Jewish Community Outraged by Maryland State Delegate’s Offensive Remarks on Holocaust Remembrance Day

JCRC Statement

Washington, DC - April 8, 2021 - Executive Director of The Jewish Community Relations Council (JCRC) of Greater Washington, Ron Halber, today issued the following statement following offensive and hurtful remarks made by Maryland State Delegate Daniel Cox on Holocaust Remembrance Day when he attempted to compare a bill that would allow children to seek mental health treatment to the horrors of the Holocaust: 

“Today is Yom Ha'Shoah, the sacred day when the Jewish community mourns the murder of six million Jews, including one million children, at the hands of the Nazi killing machine.
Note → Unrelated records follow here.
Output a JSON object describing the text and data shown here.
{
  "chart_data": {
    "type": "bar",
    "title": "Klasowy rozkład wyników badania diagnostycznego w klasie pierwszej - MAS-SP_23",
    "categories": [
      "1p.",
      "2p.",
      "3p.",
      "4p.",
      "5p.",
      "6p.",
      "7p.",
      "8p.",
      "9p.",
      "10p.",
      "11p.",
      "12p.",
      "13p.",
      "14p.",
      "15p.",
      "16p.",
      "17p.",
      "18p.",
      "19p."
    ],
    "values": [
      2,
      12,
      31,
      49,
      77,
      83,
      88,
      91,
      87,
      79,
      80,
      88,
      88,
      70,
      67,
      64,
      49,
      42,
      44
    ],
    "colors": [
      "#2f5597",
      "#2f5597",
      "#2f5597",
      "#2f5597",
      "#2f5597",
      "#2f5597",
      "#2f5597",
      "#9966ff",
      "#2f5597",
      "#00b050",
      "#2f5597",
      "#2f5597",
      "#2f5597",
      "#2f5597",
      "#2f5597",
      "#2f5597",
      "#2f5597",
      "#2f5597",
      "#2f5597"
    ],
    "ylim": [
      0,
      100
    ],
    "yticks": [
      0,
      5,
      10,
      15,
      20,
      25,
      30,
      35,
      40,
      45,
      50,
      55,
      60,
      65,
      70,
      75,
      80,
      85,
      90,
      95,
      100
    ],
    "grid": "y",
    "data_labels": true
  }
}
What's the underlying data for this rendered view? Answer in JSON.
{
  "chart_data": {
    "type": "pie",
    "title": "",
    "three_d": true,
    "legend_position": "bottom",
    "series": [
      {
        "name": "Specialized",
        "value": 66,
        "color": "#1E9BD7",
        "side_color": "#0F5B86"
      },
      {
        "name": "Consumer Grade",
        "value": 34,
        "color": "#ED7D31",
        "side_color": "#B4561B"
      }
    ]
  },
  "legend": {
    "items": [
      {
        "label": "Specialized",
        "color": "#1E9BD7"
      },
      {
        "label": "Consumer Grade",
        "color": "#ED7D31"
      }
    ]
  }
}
We are outraged and hurt that on this day, an official elected to represent the people of Maryland chose to cheapen the memory of the Holocaust in order to score a political point.

To compare the experience of American children seeking mental health services to children who endured unspeakable suffering and torture in concentration camps and other hells created by the Nazi regime is unconscionable. Jewish children did not receive medical treatment by Nazi doctors—they were victims of gruesome and often deadly medical experiments and other horrific crimes against humanity that were painstakingly documented during the Nuremberg Trials. The children tortured by monsters like Dr. Joseph Mengele were not victimized because their parents lacked “parental rights”—but rather because they were Jews and members of other persecuted minority groups.

Delegate Cox’s words are an insult to the thousands of mental health providers throughout the State of Maryland and are part of a disturbing pattern of public officials using Holocaust and Nazi analogies for political ends. The JCRC calls on the Maryland House of Delegates to condemn this offensive comparison and to hold Delegate Cox responsible for his reprehensible remarks on this sacred day. Let us return our focus to mourning the victims of the Holocaust: May the memories of the six million be a blessing and may we never again know the pain of unstopped hatred and genocide.”